With pulses of wah-wah pedal guitar almost drowning out her voice, the the 20-second snippet, “Can I Have the Mic (Interlude),” is easy to miss. But it’s the central thesis of When I Get Home (Columbia Records), a surprise record that the artist officially announced only six hours before it dropped on Friday.

Building on the dreamy jazz and soul vibe of her acclaimed 2016 album A Seat at the Table, and expanding its lyrical themes of black joy, pride and liberation, When I Get Home shows Solange exacting her vision with a bold confidence. It’s as if she’s no longer afraid of misinterpretation, because she trusts her audience to get it.

A Seat at the Table was a departure from Solange’s more produced pop sound of years past. Reinvention is always risky, but Solange clearly took care to articulate her message in the album’s manifesto-like lyrics (“Don’t Touch My Hair,” “F.U.B.U.,” “Mad”), and deliberately placed snippets of conversation with Master P about black artists taking ownership of—and building wealth from—their cultural production.

Resonating with fans and critics alike, those ideas propelled Solange into her in-the-moment, relaxed approach on When I Get Home, which sees her freer, looser and less guarded with her vocals and compositions. (Despite a roster of stellar collaborators like the Internet’s Steve Lacy, Tyler, the Creator, Standing on the Corner and Pharrell, Solange is credited as the sole lyricist, producer or composer on many of the tracks.)
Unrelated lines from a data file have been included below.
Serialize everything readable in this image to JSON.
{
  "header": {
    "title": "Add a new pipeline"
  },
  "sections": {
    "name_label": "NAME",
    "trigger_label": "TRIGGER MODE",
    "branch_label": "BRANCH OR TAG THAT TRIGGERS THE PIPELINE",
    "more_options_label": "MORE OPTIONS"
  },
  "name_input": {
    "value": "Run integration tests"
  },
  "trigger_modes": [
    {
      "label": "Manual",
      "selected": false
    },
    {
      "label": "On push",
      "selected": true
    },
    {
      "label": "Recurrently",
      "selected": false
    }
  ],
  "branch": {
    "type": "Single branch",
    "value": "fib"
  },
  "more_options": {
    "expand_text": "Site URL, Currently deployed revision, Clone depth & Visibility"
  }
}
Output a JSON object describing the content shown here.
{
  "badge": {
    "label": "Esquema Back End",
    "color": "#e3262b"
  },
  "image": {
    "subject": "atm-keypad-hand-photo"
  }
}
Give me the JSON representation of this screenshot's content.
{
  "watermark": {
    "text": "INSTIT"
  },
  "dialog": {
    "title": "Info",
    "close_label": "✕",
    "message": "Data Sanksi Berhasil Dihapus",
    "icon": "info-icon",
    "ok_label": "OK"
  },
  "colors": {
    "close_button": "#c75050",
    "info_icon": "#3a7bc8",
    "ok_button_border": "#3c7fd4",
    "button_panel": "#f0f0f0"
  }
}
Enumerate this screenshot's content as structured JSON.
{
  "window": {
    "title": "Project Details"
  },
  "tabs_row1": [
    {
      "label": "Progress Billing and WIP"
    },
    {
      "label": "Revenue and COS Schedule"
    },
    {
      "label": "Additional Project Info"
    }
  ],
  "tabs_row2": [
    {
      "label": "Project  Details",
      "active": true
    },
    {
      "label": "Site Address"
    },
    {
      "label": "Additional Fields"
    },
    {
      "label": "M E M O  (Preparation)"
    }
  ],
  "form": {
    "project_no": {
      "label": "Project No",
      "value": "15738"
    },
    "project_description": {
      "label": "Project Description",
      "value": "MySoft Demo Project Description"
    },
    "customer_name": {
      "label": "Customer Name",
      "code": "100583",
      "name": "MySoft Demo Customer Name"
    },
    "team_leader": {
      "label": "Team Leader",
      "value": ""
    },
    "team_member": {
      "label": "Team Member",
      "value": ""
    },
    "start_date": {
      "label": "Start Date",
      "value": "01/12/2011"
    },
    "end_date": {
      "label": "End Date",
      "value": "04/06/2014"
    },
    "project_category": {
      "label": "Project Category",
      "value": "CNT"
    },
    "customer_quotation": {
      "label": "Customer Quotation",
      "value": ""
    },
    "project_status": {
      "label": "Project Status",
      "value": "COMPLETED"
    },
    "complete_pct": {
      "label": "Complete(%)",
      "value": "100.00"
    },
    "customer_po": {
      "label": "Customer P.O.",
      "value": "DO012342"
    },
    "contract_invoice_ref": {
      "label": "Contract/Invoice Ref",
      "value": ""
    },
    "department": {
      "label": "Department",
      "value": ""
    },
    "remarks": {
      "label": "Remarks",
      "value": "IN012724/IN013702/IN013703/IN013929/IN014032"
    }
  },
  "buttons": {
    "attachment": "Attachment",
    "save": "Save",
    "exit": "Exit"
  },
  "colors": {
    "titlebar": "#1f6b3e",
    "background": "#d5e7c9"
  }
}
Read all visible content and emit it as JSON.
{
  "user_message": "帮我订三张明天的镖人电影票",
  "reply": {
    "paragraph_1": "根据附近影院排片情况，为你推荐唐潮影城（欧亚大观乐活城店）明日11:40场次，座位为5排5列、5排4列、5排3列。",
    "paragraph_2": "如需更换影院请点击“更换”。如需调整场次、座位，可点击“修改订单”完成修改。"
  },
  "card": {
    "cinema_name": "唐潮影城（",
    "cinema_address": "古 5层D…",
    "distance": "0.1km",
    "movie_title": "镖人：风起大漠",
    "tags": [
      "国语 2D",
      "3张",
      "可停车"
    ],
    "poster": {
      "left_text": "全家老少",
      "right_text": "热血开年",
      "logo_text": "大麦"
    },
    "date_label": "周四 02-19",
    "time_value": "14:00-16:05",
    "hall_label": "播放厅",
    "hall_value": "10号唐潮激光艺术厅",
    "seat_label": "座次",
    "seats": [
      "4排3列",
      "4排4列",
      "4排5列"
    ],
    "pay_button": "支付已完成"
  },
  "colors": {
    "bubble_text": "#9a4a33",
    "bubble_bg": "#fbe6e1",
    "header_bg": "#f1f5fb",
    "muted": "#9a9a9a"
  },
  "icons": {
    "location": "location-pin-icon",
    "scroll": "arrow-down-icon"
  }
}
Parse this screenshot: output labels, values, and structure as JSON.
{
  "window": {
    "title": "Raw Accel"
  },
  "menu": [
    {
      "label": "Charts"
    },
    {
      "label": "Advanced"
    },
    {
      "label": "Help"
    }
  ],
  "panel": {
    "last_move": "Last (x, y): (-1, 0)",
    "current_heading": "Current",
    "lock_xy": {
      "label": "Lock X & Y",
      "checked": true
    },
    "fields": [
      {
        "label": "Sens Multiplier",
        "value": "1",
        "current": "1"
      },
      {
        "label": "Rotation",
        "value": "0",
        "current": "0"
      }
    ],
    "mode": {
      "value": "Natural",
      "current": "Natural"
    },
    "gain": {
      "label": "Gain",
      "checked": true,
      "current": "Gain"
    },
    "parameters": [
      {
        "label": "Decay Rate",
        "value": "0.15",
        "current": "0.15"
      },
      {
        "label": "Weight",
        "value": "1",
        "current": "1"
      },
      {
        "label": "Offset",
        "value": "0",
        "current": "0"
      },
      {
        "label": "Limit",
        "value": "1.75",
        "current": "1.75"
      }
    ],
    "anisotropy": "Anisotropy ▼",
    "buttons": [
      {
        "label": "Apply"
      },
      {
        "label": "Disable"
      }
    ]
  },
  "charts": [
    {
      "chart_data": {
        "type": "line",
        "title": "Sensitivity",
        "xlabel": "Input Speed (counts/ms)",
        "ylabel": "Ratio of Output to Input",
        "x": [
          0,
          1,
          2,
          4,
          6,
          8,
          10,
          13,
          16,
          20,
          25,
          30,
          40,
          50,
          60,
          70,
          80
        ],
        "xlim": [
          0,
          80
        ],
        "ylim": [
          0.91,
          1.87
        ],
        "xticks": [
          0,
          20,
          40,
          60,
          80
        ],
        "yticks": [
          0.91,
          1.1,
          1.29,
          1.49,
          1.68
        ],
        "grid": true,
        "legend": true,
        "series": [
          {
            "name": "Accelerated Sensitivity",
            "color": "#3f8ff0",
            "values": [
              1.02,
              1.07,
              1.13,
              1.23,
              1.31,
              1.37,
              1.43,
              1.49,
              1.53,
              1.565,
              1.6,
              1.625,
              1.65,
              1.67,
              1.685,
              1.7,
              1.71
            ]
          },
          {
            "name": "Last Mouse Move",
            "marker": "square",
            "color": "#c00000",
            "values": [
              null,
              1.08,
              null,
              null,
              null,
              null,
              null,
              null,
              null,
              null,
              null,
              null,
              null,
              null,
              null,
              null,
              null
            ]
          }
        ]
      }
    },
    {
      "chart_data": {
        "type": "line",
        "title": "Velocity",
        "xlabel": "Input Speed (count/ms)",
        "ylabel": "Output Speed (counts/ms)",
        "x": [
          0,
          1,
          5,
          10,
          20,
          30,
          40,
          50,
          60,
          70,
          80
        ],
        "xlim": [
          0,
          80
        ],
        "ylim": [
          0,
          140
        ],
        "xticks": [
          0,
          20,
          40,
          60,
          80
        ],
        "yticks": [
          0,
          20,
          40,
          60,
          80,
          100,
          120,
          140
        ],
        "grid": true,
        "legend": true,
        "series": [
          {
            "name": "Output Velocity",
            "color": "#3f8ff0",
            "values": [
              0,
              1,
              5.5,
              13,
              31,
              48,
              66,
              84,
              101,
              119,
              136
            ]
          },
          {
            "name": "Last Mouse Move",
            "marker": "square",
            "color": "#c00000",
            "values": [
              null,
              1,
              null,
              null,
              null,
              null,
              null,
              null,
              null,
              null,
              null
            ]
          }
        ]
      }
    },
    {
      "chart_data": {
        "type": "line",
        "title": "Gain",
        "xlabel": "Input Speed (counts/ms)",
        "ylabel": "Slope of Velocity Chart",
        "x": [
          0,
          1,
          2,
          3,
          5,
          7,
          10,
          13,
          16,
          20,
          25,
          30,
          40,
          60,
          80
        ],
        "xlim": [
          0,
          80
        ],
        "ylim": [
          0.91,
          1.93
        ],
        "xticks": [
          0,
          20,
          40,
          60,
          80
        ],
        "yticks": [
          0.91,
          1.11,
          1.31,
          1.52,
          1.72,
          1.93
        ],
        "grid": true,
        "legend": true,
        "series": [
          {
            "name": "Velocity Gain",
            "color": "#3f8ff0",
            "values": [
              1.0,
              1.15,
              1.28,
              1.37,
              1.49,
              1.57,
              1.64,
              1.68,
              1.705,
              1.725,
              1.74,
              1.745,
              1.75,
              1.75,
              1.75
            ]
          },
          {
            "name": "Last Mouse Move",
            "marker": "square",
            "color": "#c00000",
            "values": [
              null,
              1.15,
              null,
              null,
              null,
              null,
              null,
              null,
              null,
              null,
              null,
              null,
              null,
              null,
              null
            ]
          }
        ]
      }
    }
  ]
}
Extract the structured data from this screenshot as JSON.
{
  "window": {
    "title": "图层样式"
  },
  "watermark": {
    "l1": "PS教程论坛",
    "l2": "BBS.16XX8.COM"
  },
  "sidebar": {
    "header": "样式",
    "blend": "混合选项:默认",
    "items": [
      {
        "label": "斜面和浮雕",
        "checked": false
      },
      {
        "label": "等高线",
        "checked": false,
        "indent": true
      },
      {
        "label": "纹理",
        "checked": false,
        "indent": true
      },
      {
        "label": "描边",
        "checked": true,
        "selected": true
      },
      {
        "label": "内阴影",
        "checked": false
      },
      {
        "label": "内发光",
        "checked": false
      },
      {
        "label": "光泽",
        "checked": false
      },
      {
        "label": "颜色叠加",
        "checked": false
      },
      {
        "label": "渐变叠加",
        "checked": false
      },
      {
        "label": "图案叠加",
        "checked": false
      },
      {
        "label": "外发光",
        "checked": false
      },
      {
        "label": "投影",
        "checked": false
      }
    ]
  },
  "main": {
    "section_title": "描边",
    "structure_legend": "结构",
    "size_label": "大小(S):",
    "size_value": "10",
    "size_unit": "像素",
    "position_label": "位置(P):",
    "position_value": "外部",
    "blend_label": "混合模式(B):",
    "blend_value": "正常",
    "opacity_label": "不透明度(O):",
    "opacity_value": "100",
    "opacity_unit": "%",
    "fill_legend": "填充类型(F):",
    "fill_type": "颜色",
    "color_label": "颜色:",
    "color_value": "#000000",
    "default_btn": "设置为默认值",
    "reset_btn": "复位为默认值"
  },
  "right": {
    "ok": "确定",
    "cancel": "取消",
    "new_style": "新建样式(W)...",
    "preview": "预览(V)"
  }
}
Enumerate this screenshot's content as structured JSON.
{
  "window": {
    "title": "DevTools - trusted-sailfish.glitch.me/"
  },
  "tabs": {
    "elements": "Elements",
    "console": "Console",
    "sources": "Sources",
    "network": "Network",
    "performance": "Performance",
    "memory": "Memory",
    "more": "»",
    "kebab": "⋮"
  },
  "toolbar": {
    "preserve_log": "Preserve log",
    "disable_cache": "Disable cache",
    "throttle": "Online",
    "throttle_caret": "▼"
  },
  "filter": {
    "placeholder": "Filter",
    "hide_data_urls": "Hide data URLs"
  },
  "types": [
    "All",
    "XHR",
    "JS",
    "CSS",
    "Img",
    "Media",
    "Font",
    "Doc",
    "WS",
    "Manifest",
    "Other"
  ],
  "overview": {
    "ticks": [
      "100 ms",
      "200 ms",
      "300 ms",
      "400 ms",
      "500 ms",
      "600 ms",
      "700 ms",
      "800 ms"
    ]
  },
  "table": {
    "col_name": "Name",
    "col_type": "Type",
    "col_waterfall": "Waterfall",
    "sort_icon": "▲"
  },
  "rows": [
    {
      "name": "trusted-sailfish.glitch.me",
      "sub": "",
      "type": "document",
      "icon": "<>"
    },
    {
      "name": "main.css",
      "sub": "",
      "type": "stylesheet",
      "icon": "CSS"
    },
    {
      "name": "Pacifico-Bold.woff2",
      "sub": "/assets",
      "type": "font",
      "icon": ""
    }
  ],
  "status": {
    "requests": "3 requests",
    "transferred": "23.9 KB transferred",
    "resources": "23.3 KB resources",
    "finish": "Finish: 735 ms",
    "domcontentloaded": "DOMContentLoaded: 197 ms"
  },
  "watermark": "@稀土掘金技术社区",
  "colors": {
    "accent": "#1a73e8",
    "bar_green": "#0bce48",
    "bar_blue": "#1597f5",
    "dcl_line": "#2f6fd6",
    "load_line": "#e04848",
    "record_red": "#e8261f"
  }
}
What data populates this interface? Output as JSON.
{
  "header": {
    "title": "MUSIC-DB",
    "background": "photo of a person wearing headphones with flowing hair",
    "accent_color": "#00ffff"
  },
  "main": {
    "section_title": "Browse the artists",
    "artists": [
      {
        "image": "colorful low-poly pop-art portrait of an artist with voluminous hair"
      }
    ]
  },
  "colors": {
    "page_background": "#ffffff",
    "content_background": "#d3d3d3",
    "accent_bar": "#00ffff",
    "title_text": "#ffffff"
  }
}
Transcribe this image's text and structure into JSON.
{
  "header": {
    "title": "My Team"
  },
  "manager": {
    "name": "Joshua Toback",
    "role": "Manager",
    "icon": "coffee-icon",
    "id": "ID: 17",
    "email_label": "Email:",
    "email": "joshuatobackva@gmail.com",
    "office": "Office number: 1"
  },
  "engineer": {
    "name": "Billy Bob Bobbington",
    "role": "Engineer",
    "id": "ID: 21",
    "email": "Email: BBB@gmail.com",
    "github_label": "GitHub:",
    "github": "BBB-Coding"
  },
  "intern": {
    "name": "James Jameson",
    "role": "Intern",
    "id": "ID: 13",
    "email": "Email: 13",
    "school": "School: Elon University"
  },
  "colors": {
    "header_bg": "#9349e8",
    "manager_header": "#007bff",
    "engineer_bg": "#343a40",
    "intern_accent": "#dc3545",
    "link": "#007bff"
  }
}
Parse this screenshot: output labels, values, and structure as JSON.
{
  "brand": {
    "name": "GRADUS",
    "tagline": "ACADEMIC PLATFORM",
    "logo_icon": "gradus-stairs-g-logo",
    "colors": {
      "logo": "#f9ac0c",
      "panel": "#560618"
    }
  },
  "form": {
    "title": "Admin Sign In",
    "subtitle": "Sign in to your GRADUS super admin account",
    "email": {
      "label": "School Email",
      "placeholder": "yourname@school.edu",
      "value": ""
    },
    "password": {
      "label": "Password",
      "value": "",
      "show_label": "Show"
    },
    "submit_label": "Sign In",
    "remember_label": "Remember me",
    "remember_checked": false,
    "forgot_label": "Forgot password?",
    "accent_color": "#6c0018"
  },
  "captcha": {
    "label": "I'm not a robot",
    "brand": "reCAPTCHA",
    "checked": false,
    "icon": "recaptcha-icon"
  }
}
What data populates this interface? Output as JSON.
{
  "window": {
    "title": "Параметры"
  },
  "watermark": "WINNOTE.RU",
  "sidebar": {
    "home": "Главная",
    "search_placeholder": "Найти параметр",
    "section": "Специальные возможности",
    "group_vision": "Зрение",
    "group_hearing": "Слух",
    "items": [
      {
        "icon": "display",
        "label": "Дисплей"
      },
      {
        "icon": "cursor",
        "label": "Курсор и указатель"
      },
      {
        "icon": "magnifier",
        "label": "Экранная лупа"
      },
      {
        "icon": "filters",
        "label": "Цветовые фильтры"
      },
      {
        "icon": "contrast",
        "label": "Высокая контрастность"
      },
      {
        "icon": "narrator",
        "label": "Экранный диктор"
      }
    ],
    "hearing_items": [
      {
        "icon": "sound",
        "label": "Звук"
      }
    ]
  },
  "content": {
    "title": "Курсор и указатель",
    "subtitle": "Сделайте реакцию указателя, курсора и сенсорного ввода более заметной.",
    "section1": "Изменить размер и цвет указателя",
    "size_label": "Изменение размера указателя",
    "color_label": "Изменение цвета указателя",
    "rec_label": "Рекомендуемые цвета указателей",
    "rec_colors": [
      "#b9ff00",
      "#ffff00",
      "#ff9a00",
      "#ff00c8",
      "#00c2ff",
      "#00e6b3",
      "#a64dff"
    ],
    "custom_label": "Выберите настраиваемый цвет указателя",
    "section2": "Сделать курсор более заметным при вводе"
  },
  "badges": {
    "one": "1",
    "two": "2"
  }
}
Solange’s passion for and scholarship of black American culture is the connective tissue here for the disparate sounds she mixes into an oozing, honey-like drip: jazz drums, funky bass lines, fluttering keys and feather-light harmonies. On “Down with the Clique,” we hear the influence of Alice Coltrane’s celestial piano playing; “Almeda’s” rickety high-hats recall today’s radio-friendly trap pop as well as the HBCU marching bands that inspired her sister Beyoncé’s Coachella performance. Sample-wise, the album draws from Mike Jones, Devin the Dude and Scarface, a wink to Solange’s hometown of Houston. Still, Solange’s references to these artists and aesthetics are subtle, and float like buoys in the raw, immediate, neo-soul instrumentation that flows from one track into the next.

Nourished by these multitudes of black creative expression from various decades, Solange celebrates her culture, heritage and self with a palpable sense of fun. On “My Skin My Logo,” which features Gucci Mane, her unpolished rapping lapses into giggles mid-verse. “Binz” sees her riffing with improvised harmonies. Her chorus of “ay!”s on “Sound of Rain” turn the pensive, piano-forward track into a twerkable beat, even while its lyrics underscore an enduring thread in Solange’s work: healing through purpose, intention and ritual, and using the groove like an energetic limpia: “And the sound of rain helps me let go of the pain.”

Solange is a pop star and a performance artist who’s been embraced by the upper echelons of the art world, and she’s fully come into her power by owning her multiplicities and refusing to explain herself to one group or the other. It would be an oversimplification to say that she “elevates” elements of more accessible black popular culture by featuring Playboi Carti on When I Get Home, or turning the former social networking site BlackPlanet.com into an art project. There is no “high” and “low” for Solange. For her, creative expression is sacred.